Main Street Monday — Differences in Small Bank vs Large Bank Small Business Lending Data Collection

From the FDIC October 2024 Small Business Lending Survey – See HERE

While banks use various methods to assess small businesses, small and large banks are believed to have distinct advantages in processing information. This leads to differences in how they manage their small business lending programs.

Small banks excel at gathering and using “soft” information, which is difficult to quantify or communicate. They obtain this information through direct, repeated interactions with potential borrowers and knowledge of the local community. The close-knit structure of small banks, with few managerial layers between owners and loan officers, may motivate officers to gather and use soft information when making lending decisions. 

Additionally, small banks’ local presence reduces the cost of building relationships with firms and understanding the local market. This flexibility allows small banks to address credit needs on a case-by-case basis, earning them the label of “relationship lenders.”

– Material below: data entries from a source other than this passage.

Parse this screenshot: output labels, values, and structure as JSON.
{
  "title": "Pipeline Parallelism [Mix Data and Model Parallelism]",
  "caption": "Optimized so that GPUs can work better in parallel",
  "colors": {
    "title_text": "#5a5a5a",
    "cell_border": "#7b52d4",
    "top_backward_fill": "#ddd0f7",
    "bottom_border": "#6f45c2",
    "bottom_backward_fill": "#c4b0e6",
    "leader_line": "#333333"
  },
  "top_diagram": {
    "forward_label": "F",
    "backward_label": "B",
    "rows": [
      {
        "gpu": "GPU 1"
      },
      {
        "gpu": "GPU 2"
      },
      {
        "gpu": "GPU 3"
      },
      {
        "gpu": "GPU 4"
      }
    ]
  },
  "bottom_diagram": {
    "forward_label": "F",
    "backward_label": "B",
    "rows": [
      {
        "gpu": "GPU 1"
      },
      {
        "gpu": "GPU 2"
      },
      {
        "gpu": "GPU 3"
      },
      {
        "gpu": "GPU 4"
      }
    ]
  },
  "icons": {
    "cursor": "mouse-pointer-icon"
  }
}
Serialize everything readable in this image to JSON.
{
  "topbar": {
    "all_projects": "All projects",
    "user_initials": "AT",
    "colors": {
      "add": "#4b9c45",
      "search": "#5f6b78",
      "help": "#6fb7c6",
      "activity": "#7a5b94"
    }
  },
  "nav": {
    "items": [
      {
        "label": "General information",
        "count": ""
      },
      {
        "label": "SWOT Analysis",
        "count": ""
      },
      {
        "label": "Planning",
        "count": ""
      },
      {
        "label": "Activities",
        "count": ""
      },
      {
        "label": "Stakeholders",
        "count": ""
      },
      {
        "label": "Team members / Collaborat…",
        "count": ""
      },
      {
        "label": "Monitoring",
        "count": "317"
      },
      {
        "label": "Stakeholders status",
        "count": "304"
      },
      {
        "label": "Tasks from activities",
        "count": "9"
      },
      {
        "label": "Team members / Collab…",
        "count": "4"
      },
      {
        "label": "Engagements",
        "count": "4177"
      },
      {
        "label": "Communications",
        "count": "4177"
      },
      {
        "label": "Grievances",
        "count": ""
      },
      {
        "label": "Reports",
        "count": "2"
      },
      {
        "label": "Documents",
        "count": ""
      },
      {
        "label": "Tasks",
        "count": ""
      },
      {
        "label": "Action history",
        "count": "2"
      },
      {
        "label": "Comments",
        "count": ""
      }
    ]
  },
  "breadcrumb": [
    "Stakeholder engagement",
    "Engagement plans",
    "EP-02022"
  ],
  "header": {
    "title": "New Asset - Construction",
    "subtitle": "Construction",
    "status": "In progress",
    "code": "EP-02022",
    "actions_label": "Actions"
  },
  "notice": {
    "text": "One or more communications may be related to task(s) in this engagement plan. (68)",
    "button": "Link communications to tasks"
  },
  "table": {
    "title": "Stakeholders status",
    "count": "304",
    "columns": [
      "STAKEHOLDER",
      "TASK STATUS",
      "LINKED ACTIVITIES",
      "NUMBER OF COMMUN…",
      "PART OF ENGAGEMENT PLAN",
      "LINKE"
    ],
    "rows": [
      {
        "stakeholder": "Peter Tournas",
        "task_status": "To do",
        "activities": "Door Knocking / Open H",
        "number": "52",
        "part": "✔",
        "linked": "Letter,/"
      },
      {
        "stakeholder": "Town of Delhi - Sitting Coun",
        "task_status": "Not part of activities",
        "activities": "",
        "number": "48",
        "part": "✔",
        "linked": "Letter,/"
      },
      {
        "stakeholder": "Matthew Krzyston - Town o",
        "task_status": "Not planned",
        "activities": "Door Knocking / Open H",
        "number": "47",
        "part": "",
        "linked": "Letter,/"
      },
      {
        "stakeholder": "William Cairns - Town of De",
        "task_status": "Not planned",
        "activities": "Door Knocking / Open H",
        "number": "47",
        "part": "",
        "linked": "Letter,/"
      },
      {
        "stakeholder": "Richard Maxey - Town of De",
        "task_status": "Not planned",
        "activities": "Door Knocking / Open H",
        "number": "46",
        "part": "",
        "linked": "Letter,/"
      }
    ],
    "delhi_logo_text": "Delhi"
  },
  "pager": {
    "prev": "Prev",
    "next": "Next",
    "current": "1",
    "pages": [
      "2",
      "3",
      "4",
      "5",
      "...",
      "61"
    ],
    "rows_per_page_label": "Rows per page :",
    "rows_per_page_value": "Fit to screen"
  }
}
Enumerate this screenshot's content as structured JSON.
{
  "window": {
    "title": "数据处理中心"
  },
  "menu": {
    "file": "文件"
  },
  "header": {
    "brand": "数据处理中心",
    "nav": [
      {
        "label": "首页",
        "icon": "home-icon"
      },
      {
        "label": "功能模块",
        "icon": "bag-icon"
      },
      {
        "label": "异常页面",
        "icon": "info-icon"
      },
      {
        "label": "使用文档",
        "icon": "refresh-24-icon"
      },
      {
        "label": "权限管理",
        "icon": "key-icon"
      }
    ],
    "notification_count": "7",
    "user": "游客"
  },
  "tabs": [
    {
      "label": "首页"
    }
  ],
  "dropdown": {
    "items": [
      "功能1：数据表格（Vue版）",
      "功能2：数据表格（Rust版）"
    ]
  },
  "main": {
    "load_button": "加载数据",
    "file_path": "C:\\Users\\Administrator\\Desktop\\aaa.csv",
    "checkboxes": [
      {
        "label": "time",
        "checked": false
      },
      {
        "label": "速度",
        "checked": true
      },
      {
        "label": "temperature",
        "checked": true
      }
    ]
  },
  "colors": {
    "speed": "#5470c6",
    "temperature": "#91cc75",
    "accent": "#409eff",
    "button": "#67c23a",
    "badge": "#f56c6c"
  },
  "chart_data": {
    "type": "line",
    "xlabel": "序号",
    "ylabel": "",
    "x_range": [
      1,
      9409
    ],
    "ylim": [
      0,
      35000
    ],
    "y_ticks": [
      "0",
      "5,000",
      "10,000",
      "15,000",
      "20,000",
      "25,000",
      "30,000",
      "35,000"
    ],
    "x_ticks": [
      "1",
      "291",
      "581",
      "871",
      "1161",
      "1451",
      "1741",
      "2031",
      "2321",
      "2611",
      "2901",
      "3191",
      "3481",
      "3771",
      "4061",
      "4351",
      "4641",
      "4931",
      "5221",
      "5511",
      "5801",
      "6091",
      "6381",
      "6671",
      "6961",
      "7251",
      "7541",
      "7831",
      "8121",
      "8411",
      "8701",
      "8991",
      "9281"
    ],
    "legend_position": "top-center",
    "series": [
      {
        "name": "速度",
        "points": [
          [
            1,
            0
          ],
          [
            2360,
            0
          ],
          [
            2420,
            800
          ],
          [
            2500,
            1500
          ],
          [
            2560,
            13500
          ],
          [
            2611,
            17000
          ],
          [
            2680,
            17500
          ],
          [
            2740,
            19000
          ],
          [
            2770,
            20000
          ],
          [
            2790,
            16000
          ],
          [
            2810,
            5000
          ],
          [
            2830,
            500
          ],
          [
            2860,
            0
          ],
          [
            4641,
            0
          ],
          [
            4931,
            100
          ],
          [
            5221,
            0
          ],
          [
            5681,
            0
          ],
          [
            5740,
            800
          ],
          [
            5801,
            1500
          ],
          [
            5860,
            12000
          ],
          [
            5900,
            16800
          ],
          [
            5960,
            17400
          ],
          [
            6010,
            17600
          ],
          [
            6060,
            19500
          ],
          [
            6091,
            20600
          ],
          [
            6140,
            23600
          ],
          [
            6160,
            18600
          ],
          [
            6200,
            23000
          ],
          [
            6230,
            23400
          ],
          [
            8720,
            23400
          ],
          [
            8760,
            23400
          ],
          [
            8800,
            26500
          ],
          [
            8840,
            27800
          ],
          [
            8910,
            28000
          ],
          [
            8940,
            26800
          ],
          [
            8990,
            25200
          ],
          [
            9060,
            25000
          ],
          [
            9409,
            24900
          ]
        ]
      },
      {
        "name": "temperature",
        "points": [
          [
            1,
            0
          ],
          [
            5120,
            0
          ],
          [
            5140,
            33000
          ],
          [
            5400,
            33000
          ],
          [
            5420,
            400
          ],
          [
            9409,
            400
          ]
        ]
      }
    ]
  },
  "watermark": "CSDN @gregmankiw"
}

Large banks leverage economies of scale to collect and utilize large amounts of quantifiable, or “hard,” information about current and potential borrowers. This approach requires bank management to predetermine the types of data and metrics used to assess small business quality. Consequently, large banks’ lending decisions are more likely to be based on financial variables. The quantifiable nature of this information allows for electronic submission and sharing, reducing the need for decision-makers to be in close proximity to the small business. This high-volume lending model is often referred to as “transactional lending.”

However, the use of different information processing models does not necessarily mean banks will employ different strategies when interacting with small business borrowers. As noted in the 2016 Small Business Lending Survey report (FDIC 2018), a high-touch, staff-intensive approach to customer relationships does not always indicate that a bank emphasizes soft information in its underwriting. Similarly, the adoption of consumer-facing technology like mobile apps does not necessarily imply a more transactional approach to credit decisions, though banks may incorporate data gathered through these interactions into their underwriting process. In fact, certain effective practices for building and maintaining relationships with small business customers are nearly universal in banking, even if banks differ in how those relationships influence credit decision-making.